The Problem

When we talk about Artificial Intelligence in the context of strategy games or military simulations we can all picture what we’re talking about even if we can’t agree on the methods used to create it or even a precise name to call it.

John Laird has used the phrase “Human-Level Intelligence” by which he means an AI that is able to compete with a human on an equal level.

George and Cardullo1 use the term “humanlike expertise in the military domain.”

Grant’s Vicksburg campaign (top) and MacArthur’s landing at Inchon (right). These campaigns are classics of military strategy because the maneuvers were completely unsuspected and were contradictory to established military doctrine. That is also why they were successful.

However, we know what we want the AI to do: confronted with the situation that faced Grant before Vicksburg in 1863 we want the AI to ignore conventional military wisdom and send its troops below the objective and conduct a lightening campaign that ends with the envelopment and surrender of the enemy forces. Likewise, in a simulation of the Korean peninsula in September, 1950, we want the AI to conceive of a daring amphibious invasion 180 miles behind enemy lines as MacArthur did.

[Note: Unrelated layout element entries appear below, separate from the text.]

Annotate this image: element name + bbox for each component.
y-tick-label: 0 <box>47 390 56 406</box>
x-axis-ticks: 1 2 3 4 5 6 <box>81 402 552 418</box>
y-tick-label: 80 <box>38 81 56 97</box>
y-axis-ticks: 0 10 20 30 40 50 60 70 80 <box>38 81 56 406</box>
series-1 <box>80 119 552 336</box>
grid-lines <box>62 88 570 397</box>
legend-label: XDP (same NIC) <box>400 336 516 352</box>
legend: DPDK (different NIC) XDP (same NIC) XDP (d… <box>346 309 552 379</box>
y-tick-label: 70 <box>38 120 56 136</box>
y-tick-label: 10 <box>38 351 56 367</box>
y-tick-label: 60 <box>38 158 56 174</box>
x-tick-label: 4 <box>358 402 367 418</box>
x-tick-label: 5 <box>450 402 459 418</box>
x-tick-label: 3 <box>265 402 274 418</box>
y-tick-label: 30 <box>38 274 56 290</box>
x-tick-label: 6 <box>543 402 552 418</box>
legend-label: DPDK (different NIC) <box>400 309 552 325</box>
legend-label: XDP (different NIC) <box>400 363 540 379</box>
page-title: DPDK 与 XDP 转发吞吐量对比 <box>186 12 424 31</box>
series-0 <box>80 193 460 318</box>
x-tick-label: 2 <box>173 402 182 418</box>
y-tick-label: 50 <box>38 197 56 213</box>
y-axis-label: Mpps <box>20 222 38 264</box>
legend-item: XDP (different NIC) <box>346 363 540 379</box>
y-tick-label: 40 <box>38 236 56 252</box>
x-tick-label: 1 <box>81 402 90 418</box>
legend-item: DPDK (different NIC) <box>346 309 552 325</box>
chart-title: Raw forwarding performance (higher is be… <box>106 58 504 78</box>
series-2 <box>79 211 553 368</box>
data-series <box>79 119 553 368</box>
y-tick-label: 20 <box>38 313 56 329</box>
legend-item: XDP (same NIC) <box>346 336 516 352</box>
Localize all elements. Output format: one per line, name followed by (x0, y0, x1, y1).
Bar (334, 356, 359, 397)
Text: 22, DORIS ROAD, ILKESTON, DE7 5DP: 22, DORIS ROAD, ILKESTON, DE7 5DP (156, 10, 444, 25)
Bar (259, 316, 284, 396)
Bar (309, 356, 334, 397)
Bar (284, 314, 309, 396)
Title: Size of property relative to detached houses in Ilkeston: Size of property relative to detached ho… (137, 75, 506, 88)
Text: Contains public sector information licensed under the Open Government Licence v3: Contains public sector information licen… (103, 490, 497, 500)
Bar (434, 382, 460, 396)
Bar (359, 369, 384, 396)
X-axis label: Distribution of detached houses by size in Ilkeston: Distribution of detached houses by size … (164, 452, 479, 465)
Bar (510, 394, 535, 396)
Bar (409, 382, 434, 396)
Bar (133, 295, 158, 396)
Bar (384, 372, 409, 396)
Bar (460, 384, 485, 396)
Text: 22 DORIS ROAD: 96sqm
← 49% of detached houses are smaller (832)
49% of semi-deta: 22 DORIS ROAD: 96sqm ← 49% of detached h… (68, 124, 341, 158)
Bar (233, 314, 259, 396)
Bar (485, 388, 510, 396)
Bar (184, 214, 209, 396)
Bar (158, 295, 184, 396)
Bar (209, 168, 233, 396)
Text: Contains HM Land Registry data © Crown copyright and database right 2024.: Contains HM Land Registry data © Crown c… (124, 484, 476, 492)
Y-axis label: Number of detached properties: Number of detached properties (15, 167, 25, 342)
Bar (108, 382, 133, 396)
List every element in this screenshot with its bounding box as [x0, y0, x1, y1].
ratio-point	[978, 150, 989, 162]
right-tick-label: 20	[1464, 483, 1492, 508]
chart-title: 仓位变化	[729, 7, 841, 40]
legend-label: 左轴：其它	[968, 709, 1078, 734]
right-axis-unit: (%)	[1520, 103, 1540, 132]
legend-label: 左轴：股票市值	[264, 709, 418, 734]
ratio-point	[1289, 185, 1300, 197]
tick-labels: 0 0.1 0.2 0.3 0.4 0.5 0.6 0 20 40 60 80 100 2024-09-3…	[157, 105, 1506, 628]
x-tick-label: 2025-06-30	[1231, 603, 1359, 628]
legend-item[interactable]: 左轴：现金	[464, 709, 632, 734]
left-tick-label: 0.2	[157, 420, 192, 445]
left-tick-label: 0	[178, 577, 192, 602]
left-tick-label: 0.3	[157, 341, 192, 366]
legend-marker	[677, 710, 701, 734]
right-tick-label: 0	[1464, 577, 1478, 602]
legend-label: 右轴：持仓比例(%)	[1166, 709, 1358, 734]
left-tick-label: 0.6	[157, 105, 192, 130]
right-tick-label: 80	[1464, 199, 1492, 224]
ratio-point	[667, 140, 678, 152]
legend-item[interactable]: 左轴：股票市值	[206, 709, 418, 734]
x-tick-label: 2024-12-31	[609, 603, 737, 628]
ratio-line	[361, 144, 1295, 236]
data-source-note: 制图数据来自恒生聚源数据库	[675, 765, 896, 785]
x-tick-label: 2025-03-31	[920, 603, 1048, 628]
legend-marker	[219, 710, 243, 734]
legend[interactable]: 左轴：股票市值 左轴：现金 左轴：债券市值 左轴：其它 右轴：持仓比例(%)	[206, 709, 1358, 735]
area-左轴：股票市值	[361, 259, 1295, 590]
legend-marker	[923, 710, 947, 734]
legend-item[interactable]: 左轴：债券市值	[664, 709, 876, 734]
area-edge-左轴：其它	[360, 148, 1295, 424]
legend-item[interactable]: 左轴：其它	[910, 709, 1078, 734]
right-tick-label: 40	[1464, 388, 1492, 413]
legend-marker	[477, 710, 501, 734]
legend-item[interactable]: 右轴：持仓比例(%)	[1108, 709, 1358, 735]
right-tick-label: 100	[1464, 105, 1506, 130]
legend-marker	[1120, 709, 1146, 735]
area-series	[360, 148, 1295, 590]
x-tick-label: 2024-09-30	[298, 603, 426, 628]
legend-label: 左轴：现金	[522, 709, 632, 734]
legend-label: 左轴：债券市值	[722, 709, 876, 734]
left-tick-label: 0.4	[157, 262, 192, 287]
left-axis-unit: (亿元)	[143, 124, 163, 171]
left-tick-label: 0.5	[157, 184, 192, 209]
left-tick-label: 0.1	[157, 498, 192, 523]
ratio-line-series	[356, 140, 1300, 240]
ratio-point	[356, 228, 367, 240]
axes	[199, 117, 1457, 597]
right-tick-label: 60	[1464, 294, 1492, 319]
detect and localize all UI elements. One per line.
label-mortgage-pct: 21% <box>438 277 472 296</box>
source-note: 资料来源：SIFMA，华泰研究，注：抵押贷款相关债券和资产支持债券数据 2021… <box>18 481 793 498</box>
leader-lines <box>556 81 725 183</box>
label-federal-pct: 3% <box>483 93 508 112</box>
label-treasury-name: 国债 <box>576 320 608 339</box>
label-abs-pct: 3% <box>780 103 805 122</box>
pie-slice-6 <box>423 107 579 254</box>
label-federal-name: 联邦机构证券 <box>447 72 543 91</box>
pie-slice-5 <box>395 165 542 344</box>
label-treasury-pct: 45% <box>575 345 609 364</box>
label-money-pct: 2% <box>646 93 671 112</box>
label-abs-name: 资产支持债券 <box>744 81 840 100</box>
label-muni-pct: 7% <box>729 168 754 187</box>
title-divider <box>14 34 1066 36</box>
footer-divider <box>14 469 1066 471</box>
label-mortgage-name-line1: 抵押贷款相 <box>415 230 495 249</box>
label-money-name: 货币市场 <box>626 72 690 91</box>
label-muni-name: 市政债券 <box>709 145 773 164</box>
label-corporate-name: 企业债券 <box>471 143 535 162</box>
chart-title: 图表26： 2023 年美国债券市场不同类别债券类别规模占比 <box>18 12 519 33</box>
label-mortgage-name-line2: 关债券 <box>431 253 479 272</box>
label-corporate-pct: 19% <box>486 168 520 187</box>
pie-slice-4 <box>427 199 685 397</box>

We want an AI that understands the rules and the physics of its environment and yet can think outside of the box when necessary.

One of the books making quite a stir this summer is Michael Lewis’ Moneyball. The book describes the management style of Billy Beane of the Oakland A’s but that is not what is controversial. Rather it is the book’s description of Bill James’ Sabermetrics and how it throws conventional baseball wisdom out the window that is causing so much discussion around the ball fields of America. Bill James makes a very convincing case that 150 years of “common sense” baseball is completely wrong. Billy Beane, embracing the tenets of Sabermetrics has built a winning ball club for a fraction of the cost of his opponents. We want an AI that can come to the same counterintuitive, but correct, conclusions.


1 “Intelligent systems such as CGF must possess humanlike expertise in the military domain. Like a human or group of humans in a military organization they must be able to adapt and learn” - G. R. George and F. Cardullo. “Application of Neuro-Fuzzy Systems to Behavioral Representation in Computer Generated Forces”, Proceedings of the Eighth Conference on Computer Generated Forces and Behavioral Representation, Orlando FL, May 11-13 1999, pp. 575-585.